Share My Space a aussi de premiers contrats commerciaux autour de son offre pour sécuriser les lanceurs. « Il existe un risque important qu'un jour un lanceur envoyé en orbite entre en collision avec un débris. Le mois qui vient de s'écouler a montré plusieurs échecs de lanceurs, non-liés aux débris, mais les fabricants ont envie aujourd'hui de se prémunir contre ce risque. Les clients finaux et les opérateurs gouvernementaux et de télécommunications vont exiger de plus en plus ce type de mesures de la part de leurs fournisseurs. Notre solution vient se glisser dans l'offre globale pour le client final », précise le CEO.
Outre la France, la startup entend faire décoller ses contrats à l'export. Share My Space travaille déjà avec le Royaume-Uni, l'Allemagne, la Corée et Singapour. Elle vient aussi de créer une filiale aux États-Unis, à Austin (Texas).

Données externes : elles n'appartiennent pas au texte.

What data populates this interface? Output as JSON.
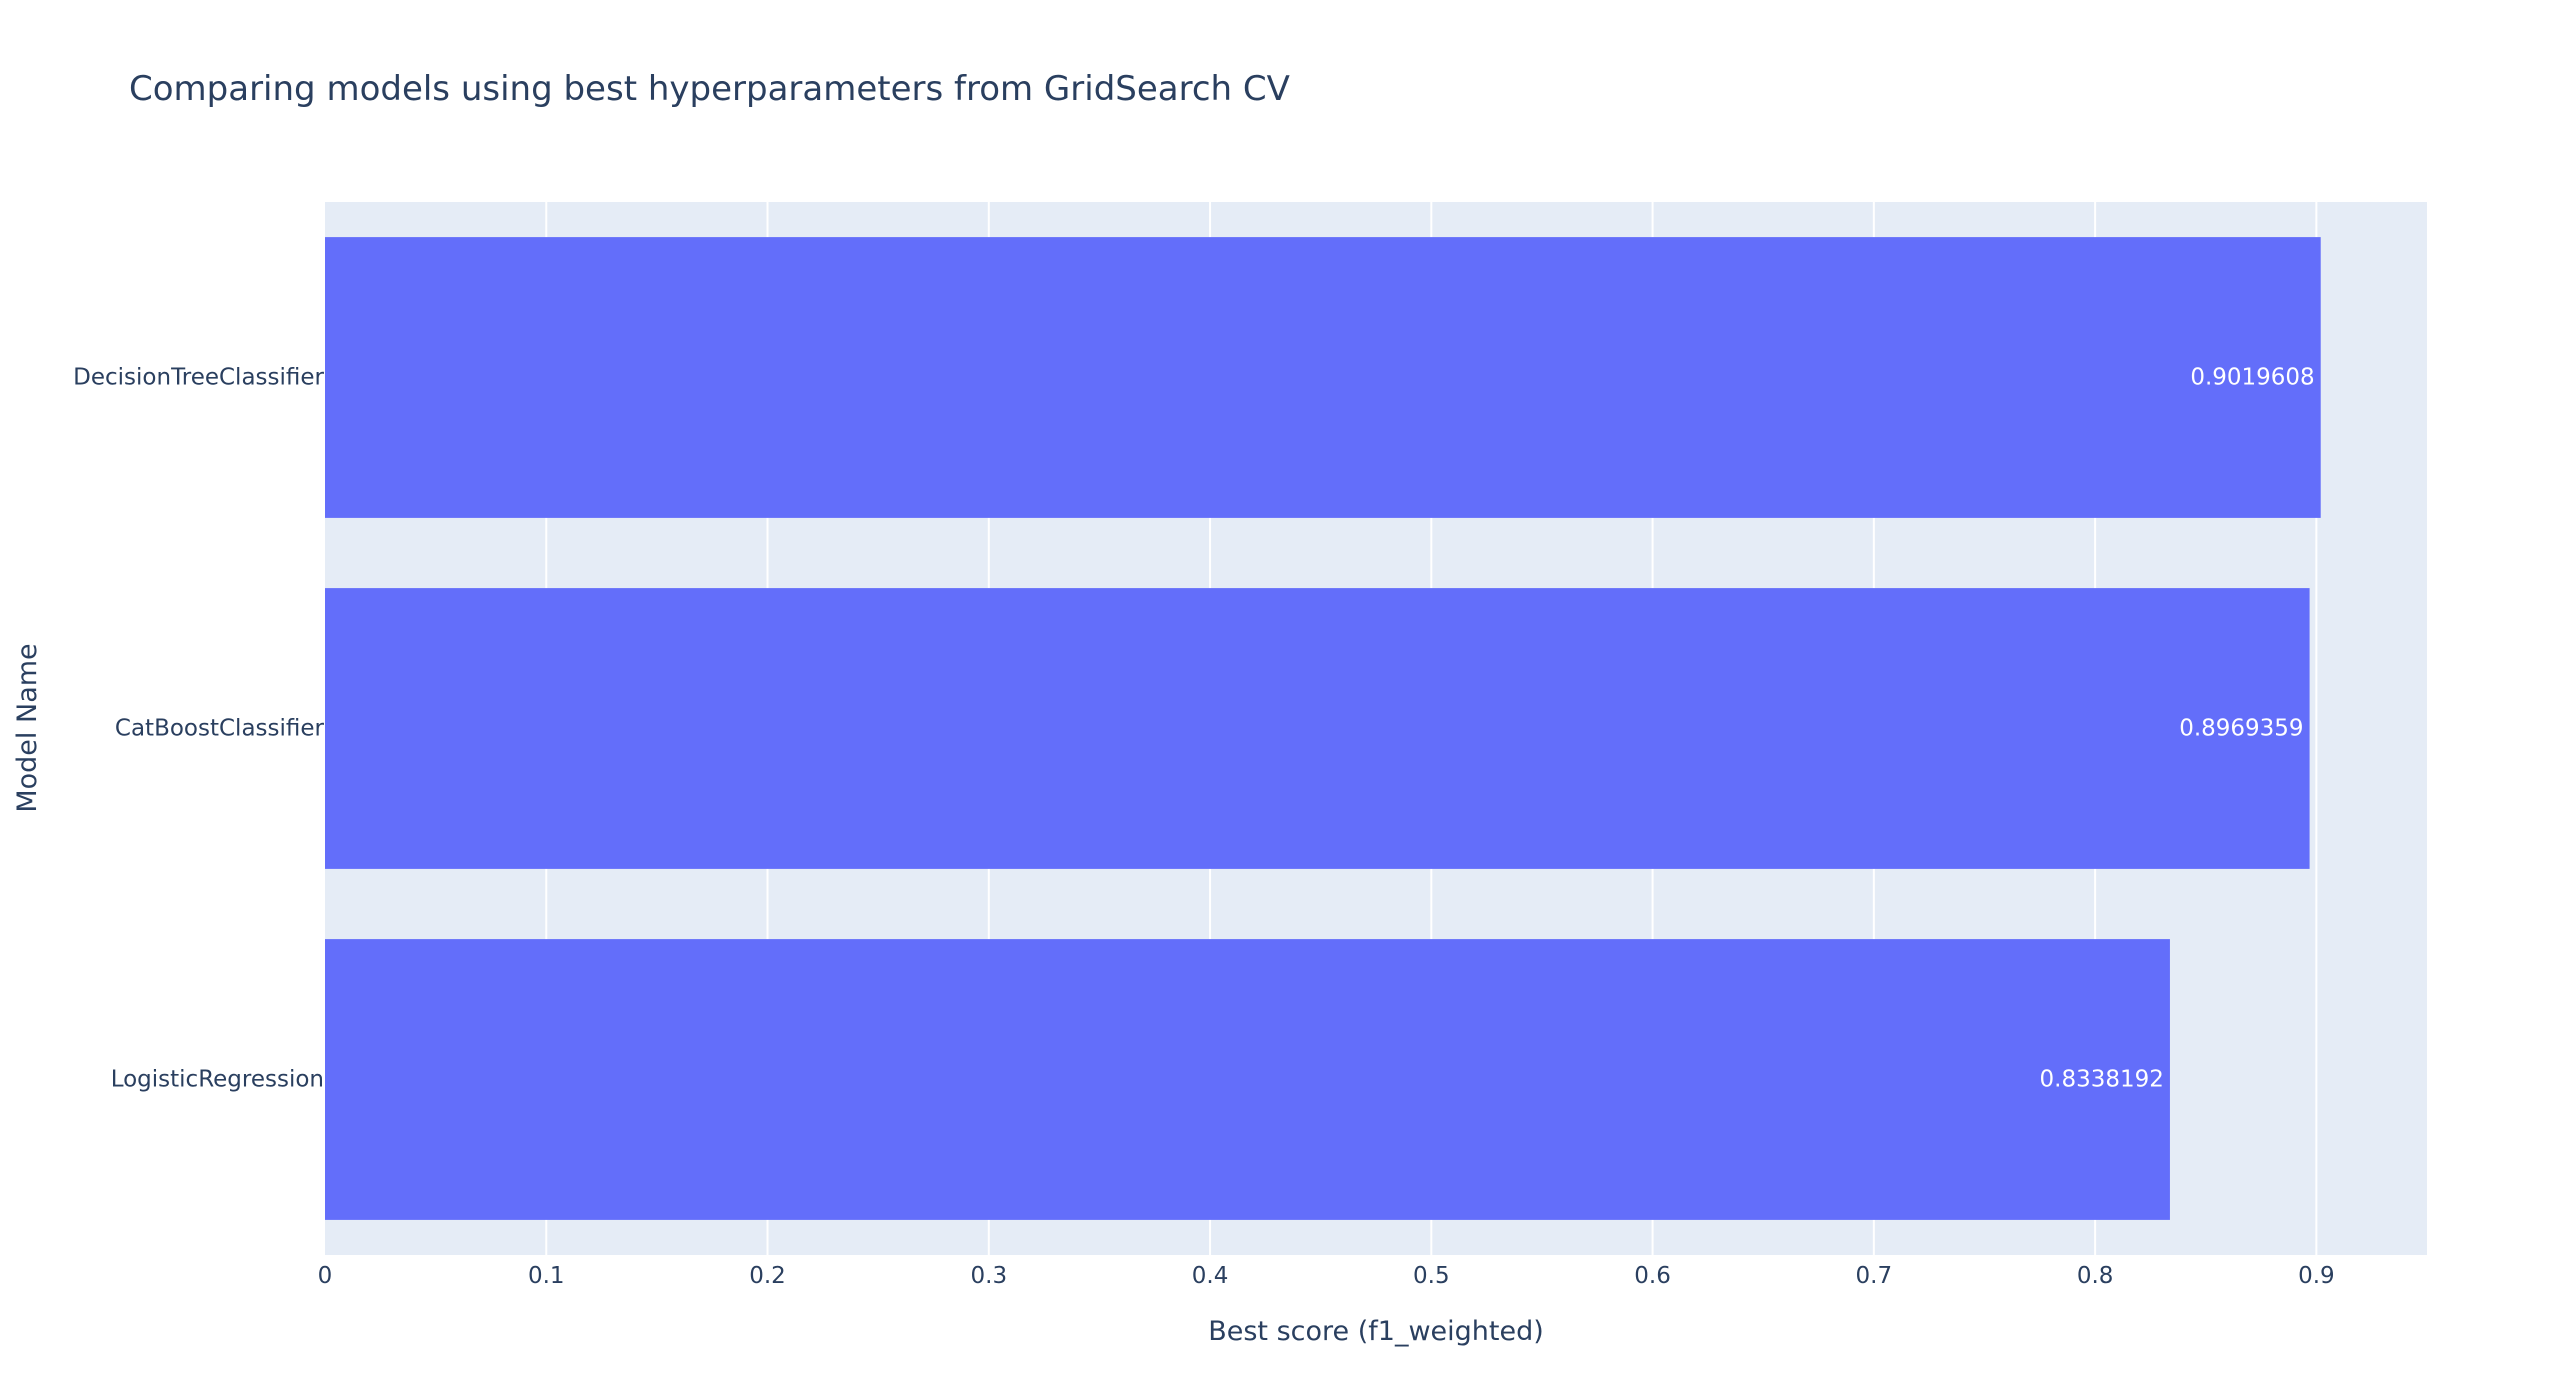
{
  "chart_data": {
    "type": "bar",
    "orientation": "horizontal",
    "title": "Comparing models using best hyperparameters from GridSearch CV",
    "xlabel": "Best score (f1_weighted)",
    "ylabel": "Model Name",
    "categories": [
      "LogisticRegression",
      "CatBoostClassifier",
      "DecisionTreeClassifier"
    ],
    "values": [
      0.8338192,
      0.8969359,
      0.9019608
    ],
    "value_labels": [
      "0.8338192",
      "0.8969359",
      "0.9019608"
    ],
    "xlim": [
      0,
      0.95
    ],
    "x_ticks": [
      0,
      0.1,
      0.2,
      0.3,
      0.4,
      0.5,
      0.6,
      0.7,
      0.8,
      0.9
    ],
    "x_tick_labels": [
      "0",
      "0.1",
      "0.2",
      "0.3",
      "0.4",
      "0.5",
      "0.6",
      "0.7",
      "0.8",
      "0.9"
    ],
    "grid": true,
    "legend": "none",
    "colors": {
      "bar": "#636efa",
      "plot_background": "#e5ecf6",
      "grid": "#ffffff",
      "text": "#2a3f5f",
      "bar_text": "#ffffff"
    }
  }
}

Une dizaine de recrutements à Toulouse
Née à Paris, Share My Space a décidé d'installer son siège social à Toulouse. Elle compte aujourd'hui vingt collaborateurs dont deux dans la Ville rose mais dès cette année elle souhaite étoffer sa présence dans le Sud-Ouest avec le recrutement d'une dizaine de salariés, essentiellement des ingénieurs (systèmes optiques, informatique, mécanique spatiale, dynamique de vol).
« Il existe à Toulouse un vivier d'étudiants mais aussi de professionnels expérimentés. D'un point de vue de l'emploi, cela fait beaucoup de sens pour nous d'être implanté ici. D'un point de vue commercial également avec la présence du Cnes, le Commandement de l'espace qui monte en puissance, des plus grands acteurs de l'industrie, Airbus et Thales Alenia Space, ainsi que l'écosystème de startups en train d'émerger autour d'Aerospace Valley. C'est un écosystème extrêmement favorable pour nous et cela explique notre choix de venir à Toulouse », fait valoir le chef d'entreprise lauréat en 2020 d'un trophée souveraineté à l'occasion du Space Forum organisé par La Tribune.
La startup, qui fait partie des sept entreprises sélectionnées par le ministre de l'Économie Bruno Le Maire pour représenter l'écosystème du New Space français, envisage de lever dix millions d'euros d'ici le milieu de l'année. Ce tour de table devrait marquer l'entrée au capital de la Commission européenne qui a sélectionné la startup dans le cadre du dispositif EIC accelerator.